While there may be an initial reduction in the amount of software due to programs being free, in the long run the additional collaboration, working out of bugs, and efficiencies built into the free software model will make up the difference.  



It is important to note, that Stallman is referring to "free" to mean "free as in freedom" not as in "free beer."  Programmers can still be paid for their work.  In fact, he envisions a future where programmers are still paid to code, making customized software for private enterprise and providing support for software products.  Unlike the Soviet Union where the ability to copy software and documents was heavily restricted and sharers of software were sent to Siberia, or in the United States, where recording industry trade associations send the police in riot gear to raid the homes of teenagers for making copies of Greenday albums, the free software movement is actually more pro-capitalist because it encourages openness, freedom, and customization because the source code can be viewed and modified.  It is pro-market and pro-capitalism.  It, however, anti-mega corporation.  It causes people to become less dependent on the corporation.

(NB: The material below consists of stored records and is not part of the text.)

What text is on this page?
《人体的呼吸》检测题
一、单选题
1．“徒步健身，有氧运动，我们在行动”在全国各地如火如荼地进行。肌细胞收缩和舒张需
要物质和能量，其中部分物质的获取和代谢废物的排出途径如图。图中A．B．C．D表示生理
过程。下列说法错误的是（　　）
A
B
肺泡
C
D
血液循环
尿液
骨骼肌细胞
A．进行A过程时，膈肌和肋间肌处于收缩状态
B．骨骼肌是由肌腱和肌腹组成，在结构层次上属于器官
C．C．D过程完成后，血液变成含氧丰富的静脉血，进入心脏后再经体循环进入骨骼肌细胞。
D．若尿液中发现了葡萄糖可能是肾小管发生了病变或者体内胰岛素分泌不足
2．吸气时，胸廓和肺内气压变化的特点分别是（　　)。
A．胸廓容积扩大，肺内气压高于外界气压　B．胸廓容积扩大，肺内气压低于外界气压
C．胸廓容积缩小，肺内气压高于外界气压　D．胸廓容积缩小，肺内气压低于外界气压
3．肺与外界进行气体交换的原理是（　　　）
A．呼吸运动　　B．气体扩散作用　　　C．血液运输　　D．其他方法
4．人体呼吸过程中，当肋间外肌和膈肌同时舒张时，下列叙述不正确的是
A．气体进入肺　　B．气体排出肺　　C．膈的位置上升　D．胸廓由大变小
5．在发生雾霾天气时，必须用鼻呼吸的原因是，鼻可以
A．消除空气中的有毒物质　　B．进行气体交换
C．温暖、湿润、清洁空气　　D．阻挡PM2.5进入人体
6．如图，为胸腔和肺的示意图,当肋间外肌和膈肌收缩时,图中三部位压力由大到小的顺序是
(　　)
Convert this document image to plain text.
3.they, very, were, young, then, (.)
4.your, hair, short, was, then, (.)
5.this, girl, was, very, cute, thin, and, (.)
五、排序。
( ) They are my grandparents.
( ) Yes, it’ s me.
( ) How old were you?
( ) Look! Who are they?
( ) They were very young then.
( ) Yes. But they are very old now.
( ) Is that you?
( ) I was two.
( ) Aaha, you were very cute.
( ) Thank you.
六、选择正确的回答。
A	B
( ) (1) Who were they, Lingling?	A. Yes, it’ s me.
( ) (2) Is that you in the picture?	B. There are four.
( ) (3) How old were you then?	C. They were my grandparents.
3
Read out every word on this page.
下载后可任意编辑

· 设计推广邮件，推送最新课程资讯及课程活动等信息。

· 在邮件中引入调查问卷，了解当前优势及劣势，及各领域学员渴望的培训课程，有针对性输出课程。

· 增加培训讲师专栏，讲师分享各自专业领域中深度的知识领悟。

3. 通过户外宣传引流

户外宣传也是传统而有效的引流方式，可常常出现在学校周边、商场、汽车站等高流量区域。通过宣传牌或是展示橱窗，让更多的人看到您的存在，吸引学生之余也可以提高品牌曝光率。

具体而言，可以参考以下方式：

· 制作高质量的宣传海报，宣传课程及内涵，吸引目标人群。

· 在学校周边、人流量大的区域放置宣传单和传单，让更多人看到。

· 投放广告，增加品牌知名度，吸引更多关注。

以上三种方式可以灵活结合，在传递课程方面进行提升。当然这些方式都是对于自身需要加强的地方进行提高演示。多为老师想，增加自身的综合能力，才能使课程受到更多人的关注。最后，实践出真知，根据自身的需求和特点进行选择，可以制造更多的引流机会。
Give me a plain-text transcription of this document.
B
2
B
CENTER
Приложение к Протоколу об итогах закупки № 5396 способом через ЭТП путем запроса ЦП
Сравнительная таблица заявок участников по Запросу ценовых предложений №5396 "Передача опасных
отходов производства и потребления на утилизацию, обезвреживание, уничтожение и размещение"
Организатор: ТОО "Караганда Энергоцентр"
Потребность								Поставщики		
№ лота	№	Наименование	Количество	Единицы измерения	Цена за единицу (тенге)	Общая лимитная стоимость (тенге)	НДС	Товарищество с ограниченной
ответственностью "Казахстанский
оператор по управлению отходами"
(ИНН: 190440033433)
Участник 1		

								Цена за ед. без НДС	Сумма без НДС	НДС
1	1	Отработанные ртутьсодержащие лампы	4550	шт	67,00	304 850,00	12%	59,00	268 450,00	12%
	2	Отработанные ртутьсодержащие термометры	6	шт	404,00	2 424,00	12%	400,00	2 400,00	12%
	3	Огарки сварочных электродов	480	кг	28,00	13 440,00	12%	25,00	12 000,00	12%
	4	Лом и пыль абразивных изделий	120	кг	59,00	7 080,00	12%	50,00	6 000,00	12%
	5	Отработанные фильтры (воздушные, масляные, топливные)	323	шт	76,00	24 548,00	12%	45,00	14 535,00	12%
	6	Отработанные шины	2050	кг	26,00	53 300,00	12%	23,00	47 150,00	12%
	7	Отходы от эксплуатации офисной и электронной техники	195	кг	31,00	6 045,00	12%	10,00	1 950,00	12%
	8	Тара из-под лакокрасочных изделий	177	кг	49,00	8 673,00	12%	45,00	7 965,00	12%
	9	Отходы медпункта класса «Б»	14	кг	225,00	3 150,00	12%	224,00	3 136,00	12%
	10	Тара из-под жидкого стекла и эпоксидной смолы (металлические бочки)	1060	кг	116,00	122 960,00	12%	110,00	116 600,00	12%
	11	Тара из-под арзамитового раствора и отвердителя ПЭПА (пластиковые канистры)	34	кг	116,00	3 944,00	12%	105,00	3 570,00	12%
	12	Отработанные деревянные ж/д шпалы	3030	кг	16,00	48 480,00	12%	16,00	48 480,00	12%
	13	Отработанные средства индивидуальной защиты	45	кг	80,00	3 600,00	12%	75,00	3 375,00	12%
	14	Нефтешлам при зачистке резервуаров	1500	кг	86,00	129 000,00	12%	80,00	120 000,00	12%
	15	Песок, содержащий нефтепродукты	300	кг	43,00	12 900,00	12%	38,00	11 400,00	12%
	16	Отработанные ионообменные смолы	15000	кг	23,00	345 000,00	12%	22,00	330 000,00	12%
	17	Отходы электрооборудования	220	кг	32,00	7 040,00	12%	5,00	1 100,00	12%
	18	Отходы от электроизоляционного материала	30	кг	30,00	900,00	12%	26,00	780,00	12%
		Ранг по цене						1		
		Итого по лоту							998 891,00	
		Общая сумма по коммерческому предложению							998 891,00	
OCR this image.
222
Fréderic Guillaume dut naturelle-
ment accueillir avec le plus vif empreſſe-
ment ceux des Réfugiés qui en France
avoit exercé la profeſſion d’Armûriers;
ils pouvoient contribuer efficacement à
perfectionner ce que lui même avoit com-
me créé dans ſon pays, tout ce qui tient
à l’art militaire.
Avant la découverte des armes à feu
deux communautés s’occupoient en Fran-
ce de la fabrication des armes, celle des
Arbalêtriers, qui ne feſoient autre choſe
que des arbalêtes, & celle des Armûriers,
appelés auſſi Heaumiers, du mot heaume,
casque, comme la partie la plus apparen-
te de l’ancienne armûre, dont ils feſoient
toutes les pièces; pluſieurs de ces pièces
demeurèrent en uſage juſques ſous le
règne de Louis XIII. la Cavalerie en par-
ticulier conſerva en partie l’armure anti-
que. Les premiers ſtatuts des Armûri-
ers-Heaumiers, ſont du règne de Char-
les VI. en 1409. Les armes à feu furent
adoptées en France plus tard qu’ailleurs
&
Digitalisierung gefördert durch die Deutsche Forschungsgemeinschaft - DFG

This is one of the reasons why I hate Apple so much.  Apple is the embodiment of anti-free.  The products themselves are locked down so you can't even change the battery without relying on the big brother Apple to do the work for you.  You can't change the software because the source code is hidden.  On the iPhone, you can't use apps that haven't been censored by Apple.  If they don't like something, you don't even get to see it.  You don't control the programs.  The programs control you.  And Apple controls the programs.

Stallman makes the important point that to lose your freedom in the name of convenience ultimately causes the user and society overall to lose.  Having your freedom is more important than having a new shiny gadget that is being used to maximize you as an economic commodity, not as a human being.